The settlement resolves government allegations that BIDMC inappropriately submitted claims to Medicare for one-day stay inpatient admissions for patients with congestive heart failure, chest pain, and certain digestive and nutritional disorders. These claims should have been billed as observation services as the patients were briefly admitted for the limited purpose of observation and discharged the next day. In addition, the settlement resolves allegations that BIDMC submitted claims to Medicare for less-than-one day (zero day) stays that should have been billed as outpatient or observation services. Medicare reimburses hospitals, like BIDMC, at significantly higher amounts for inpatient admissions compared to outpatient or observation services. BIDMC has not admitted liability or wrongdoing in connection with the settlement.

“Today’s settlement furthers two critical purposes: ensuring that precious federal health care dollars are spent appropriately and in accordance with the law, and emphasizing that patient needs, not the bottom line, must be the basis for treatment decisions,” said U.S. Attorney Ortiz.

"When hospitals unnecessarily admit Medicare patients for short inpatient stays when the appropriate treatment would be outpatient or observation care, they improperly boost hospital profits at significant expense to taxpayers and patients," said HHS-OIG's Waddell. "We are committed to uprooting such schemes to eliminate waste in federal health care programs."


This settlement illustrates the government's continued emphasis on combating health care fraud and marks another achievement for the Health Care Fraud Prevention and Enforcement Action Team (HEAT) initiative, which was announced in 2009 by Attorney General Eric Holder and Health and Human Services Secretary Kathleen Sebelius.
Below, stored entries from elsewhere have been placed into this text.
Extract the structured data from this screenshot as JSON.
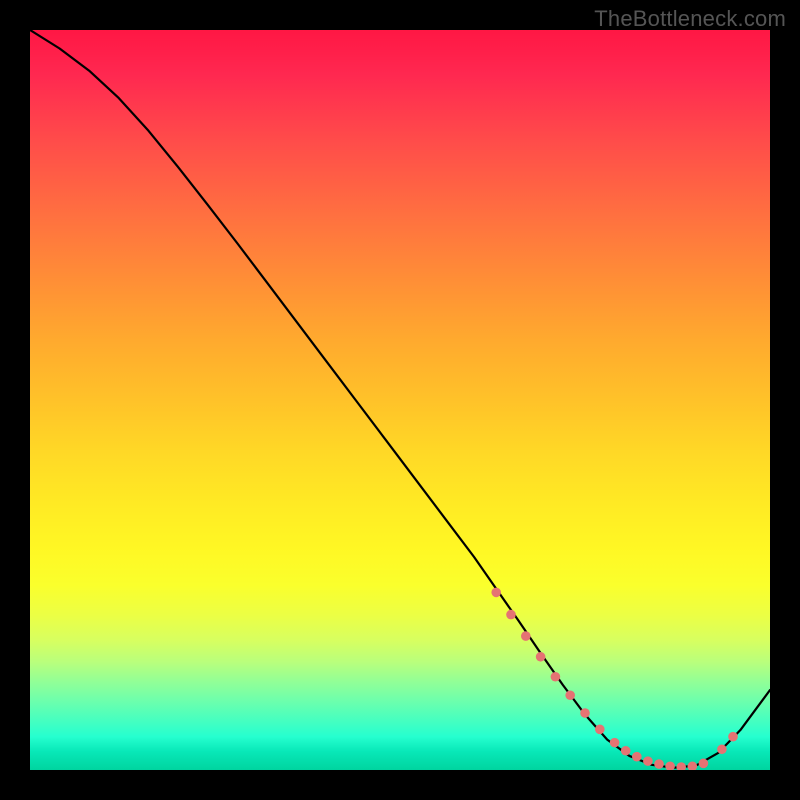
{
  "watermark": "TheBottleneck.com",
  "chart_data": {
    "type": "line",
    "title": "",
    "xlabel": "",
    "ylabel": "",
    "xlim": [
      0,
      100
    ],
    "ylim": [
      0,
      100
    ],
    "grid": false,
    "series": [
      {
        "name": "curve",
        "color": "#000000",
        "x": [
          0,
          4,
          8,
          12,
          16,
          20,
          24,
          28,
          32,
          36,
          40,
          44,
          48,
          52,
          56,
          60,
          63,
          66,
          69,
          72,
          75,
          78,
          81,
          84,
          87,
          90,
          93,
          96,
          100
        ],
        "y": [
          100,
          97.5,
          94.5,
          90.8,
          86.4,
          81.5,
          76.4,
          71.2,
          65.9,
          60.6,
          55.3,
          50.0,
          44.7,
          39.4,
          34.1,
          28.8,
          24.5,
          20.2,
          15.8,
          11.5,
          7.5,
          4.1,
          1.9,
          0.7,
          0.3,
          0.6,
          2.3,
          5.4,
          10.8
        ]
      }
    ],
    "highlighted_points": {
      "color": "#e57373",
      "x": [
        63,
        65,
        67,
        69,
        71,
        73,
        75,
        77,
        79,
        80.5,
        82,
        83.5,
        85,
        86.5,
        88,
        89.5,
        91,
        93.5,
        95
      ],
      "y": [
        24.0,
        21.0,
        18.1,
        15.3,
        12.6,
        10.1,
        7.7,
        5.5,
        3.7,
        2.6,
        1.8,
        1.2,
        0.8,
        0.5,
        0.4,
        0.5,
        0.9,
        2.8,
        4.5
      ]
    }
  }
}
The partnership between the two departments has focused efforts to reduce and prevent Medicare and Medicaid financial fraud through enhanced cooperation. One of the most powerful tools in this effort is the False Claims Act. Since 2009, the Justice Department has recovered a total of more than $14.8 billion through False Claims Act cases, with more than $10.8 billion of that amount recovered in cases involving fraud against federal health care programs.

This matter was investigated by Investigator Kristen Israelson of the Department of Health & Human Services, Office of Inspector General, Boston Regional Office of Investigations. It was handled by Assistant U.S. Attorney Jennifer Cardello and Special Assistant U.S. Attorney John O’Brien, both from Ortiz’s Affirmative Civil Enforcement Unit, and Senior Trial Counsel Marie Bonkowski of the Commercial Litigation Branch of the Justice Department's Civil Division.